Episode #194 of the Countdown podcast is up.
OnMy.FM link (which also links to his previous podcasts)
ivoox also carries his podcast.
Preview:
A-Block
- (1:29) SPECIAL COMMENT: TRUMP’S GLITCH SNITCH: Putting together scoops by CNN and The New York Times it sure looks like somebody — maybe Trump — is going to be charged with destroying or altering security video of the Mar-a-Lago storage room and the boxes of classified documents kept there. That could be a how-to-manual on breaking 18 US Code 1519 and when it’s video or digital evidence, it often really does become a jail sentence of 20 years. And The Times says prosecutors have a cooperating witness from inside Mar-a-Lago and we don’t know if that’s the same snitch from last August, or a new one.
Uh-oh. The walls of Mar-A-Lago are going to run red … with ketchup.
Al Capone didn’t go to jail for murder. He went for tax evasion.
B-Block
- (19:47) EVERY DOG HAS ITS DAY: The inaptly named Venom, on death row in NYC
- (21:12) IN SPORTS, PART ONE: Saturday, May 6, the sports world will do what it always does on May 6: celebrate the most remarkable track and field milestone of the 20th Century (and maybe of all time). It is now 69 years since Roger Bannister became the first man to run a mile in four minutes or less. It was an accomplishment as unbelievable as the Moon Landing; so unbelievable that an editorial in The New York Times asked if it would ever be accomplished again.

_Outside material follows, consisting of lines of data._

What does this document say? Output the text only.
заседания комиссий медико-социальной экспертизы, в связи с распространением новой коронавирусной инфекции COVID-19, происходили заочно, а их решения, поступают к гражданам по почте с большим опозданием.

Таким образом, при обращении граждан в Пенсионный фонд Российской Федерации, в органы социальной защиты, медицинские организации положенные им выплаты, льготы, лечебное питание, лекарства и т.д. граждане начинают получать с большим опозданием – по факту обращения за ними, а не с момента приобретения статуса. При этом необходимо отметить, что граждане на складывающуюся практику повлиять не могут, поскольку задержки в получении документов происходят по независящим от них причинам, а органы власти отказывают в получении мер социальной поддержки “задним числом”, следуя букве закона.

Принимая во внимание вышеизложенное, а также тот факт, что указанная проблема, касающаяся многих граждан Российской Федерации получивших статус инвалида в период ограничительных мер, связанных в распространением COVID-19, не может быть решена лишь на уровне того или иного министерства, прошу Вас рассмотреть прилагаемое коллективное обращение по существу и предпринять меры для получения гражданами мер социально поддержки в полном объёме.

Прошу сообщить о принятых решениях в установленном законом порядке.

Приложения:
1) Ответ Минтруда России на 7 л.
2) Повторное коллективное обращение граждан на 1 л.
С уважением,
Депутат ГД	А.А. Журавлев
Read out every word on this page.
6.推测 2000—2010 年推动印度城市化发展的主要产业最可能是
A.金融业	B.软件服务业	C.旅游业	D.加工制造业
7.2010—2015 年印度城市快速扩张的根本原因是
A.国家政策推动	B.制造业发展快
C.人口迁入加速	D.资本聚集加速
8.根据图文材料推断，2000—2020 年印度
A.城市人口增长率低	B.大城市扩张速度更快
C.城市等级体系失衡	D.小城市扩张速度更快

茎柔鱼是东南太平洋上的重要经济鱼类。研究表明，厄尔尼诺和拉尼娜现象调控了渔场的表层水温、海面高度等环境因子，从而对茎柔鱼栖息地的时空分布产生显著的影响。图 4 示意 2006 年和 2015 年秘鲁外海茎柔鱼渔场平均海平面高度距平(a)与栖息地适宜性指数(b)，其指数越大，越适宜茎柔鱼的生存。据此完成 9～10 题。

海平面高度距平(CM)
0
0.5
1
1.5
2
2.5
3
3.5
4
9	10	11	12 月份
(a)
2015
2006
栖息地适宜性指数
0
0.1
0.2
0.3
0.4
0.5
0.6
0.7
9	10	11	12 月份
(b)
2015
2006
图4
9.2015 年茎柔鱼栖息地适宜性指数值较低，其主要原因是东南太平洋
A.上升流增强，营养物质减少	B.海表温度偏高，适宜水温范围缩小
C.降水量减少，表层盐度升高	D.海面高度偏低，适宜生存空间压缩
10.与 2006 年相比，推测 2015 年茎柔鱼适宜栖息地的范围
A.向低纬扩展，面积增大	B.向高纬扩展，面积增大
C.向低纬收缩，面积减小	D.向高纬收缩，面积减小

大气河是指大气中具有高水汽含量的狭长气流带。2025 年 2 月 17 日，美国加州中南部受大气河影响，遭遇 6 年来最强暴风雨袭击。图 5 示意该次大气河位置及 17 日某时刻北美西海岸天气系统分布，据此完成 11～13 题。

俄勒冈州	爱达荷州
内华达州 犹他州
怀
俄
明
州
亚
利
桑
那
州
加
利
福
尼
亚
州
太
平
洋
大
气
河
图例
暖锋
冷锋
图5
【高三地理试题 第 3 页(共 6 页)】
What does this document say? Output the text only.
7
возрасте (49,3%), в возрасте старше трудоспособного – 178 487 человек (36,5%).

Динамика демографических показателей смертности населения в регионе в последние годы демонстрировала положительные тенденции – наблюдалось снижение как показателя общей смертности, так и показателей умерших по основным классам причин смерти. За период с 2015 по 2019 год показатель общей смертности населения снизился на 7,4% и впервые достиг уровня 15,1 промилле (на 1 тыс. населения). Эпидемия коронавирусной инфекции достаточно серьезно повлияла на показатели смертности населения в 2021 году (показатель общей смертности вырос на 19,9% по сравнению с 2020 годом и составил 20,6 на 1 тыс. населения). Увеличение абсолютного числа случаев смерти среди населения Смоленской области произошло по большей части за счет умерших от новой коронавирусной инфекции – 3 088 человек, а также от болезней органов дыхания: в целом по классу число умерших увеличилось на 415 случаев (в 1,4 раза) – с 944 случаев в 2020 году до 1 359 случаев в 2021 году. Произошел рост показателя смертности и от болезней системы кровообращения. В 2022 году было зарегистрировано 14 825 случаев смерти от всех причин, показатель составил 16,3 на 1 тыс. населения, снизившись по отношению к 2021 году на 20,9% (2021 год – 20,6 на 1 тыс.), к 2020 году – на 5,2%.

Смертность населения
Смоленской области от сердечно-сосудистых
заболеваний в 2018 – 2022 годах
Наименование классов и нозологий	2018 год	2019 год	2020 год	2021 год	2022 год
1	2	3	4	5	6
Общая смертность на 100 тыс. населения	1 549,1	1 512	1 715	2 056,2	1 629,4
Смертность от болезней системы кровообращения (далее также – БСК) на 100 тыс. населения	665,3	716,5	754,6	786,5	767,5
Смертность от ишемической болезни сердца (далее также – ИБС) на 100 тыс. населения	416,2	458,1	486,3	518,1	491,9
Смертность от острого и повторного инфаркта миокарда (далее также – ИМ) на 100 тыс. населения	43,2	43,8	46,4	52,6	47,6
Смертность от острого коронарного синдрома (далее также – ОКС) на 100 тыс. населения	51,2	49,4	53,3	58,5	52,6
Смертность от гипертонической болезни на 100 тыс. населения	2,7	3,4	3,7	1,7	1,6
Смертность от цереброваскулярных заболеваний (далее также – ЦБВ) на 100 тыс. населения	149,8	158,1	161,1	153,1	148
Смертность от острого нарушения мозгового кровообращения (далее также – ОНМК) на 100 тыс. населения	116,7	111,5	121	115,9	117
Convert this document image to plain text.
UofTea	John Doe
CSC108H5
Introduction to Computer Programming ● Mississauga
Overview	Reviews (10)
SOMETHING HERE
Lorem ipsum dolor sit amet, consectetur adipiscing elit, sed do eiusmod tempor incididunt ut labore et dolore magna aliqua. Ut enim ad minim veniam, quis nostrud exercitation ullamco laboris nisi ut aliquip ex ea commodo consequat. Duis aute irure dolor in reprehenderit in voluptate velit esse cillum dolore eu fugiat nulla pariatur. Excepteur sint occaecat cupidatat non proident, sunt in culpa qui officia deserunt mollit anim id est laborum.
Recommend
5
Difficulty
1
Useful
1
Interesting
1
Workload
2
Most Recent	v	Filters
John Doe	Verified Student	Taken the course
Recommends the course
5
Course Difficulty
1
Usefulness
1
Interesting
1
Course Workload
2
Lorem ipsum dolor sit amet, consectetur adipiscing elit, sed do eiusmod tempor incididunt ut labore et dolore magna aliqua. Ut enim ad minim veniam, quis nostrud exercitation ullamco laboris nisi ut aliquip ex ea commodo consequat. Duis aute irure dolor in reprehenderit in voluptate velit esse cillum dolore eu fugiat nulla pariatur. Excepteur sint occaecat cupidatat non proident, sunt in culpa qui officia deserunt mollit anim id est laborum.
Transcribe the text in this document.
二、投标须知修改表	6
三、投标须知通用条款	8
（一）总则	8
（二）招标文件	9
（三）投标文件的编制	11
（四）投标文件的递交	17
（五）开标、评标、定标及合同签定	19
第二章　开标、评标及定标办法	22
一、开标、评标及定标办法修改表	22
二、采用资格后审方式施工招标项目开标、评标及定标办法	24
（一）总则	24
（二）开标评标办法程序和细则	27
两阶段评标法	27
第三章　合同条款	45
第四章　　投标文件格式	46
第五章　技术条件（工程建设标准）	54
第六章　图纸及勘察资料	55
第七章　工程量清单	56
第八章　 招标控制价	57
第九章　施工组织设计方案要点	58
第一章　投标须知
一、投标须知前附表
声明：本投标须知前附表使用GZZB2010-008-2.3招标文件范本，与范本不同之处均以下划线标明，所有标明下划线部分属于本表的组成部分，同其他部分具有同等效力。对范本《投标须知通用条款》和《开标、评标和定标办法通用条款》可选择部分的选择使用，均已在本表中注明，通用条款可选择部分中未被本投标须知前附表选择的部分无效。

Wikipedia states that 1,664 athletes have broken the four-minute barrier as of April 13, 2021.
No woman has broken the four-minute barrier; Sifan Hassan holds the record with a 4:12.33 mile.
- Roger Bannister won immortal praise, for the rest of his long life and beyond, despite racism and controversy and one minor detail.
- He could not POSSIBLY have been the first man to run a mile in four minutes or less. There is ample evidence of runners — other British runners in fact — performing the feat as early as 1770. And yet the history of these earlier athletes has been forgotten or erased — or deliberately purged. Why?
C-Block
- (39:13) IN SPORTS, PART TWO: The erasure of the runners who “broke” the four-minute mile barrier in the 18th Century (or earlier) was no accident. It was the deliberate result of the flourishing of the fetishization of amateurism, first in Great Britain in the 1800s, and then throughout the world through the Olympic movement. And it also involved something even worse: blatant, obvious racism. It's an extraordinary story and you should learn the details so you can yell at everybody who tells you about the “great” Roger Bannister.
And Mom says, “How can you talk about sports this weekend without mentioning The Kentucky Derby?”
That’s all the damage for now. Good morning, good afternoon, good night, and good luck.